WASHINGTON, DC – Total toxic air releases in 2011 declined eight percent from 2010, mostly because of decreases in hazardous air pollutant (HAP) emissions, even while total releases of toxic chemicals increased for the second year in a row, according to the U.S. Environmental Protection Agency’s (EPA) annual Toxics Release Inventory (TRI) report.
The TRI program collects information on certain toxic chemical releases to the air, water and land, as well as information on waste management and pollution prevention activities by facilities across the country. TRI data are submitted annually to EPA, states and tribes by facilities in industry sectors such as manufacturing, metal mining, electric utilities and commercial hazardous waste facilities.
EPA Administrator Lisa P. Jackson reported, “Since 1998, we have recorded a steady decline in the amount of TRI chemicals released into the air, and since 2009 alone, we have seen more than a 100 million pound decrease in TRI air pollutants entering our communities.”

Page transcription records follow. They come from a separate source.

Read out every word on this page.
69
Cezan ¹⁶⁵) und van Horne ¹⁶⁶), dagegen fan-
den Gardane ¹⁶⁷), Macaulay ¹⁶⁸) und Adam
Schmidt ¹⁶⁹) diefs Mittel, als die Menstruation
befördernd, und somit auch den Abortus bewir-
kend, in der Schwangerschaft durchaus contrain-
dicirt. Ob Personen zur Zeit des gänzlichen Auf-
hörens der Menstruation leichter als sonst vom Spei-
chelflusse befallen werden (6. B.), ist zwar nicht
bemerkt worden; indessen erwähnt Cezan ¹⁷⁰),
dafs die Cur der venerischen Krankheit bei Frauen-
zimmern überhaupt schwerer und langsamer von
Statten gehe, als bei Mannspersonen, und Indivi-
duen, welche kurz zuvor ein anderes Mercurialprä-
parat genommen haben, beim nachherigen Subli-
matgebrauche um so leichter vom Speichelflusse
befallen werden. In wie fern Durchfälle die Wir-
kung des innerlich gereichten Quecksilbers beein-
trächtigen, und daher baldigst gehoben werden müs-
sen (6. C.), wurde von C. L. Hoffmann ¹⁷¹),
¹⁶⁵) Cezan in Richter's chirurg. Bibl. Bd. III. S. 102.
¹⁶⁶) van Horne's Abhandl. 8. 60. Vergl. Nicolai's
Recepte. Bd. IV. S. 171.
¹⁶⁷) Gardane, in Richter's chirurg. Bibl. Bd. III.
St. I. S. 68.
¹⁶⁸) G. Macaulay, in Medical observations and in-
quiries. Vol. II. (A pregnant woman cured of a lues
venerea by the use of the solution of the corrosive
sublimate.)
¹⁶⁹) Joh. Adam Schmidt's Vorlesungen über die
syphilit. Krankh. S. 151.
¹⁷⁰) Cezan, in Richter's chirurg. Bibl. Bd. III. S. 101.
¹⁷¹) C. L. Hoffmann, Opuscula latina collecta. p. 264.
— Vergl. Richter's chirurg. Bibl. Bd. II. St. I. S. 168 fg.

Among the HAPs showing decline were hydrochloric acid and mercury. Likely reasons for the decreases seen over the past several years include installation of control technologies at coal-fired power plants and a shift to other fuel sources. Releases into surface water decreased three percent and releases to land increased 19 percent since 2010, with the latter due primarily to the metal mining sector.
The 2011 TRI data show that 4.09 billion pounds of toxic chemicals were disposed of or released into the environment (i.e., air, water or land), an eight percent increase from 2010. The difference is mainly due to increases in land disposal at metal mines, which typically involve large facilities handling large volumes of material. In this sector, even a small change in the chemical composition of the ore being mined can lead to big changes in the amount of toxic chemicals reported nationally. Other industry sectors also saw smaller increases in releases, including the hazardous waste management sector.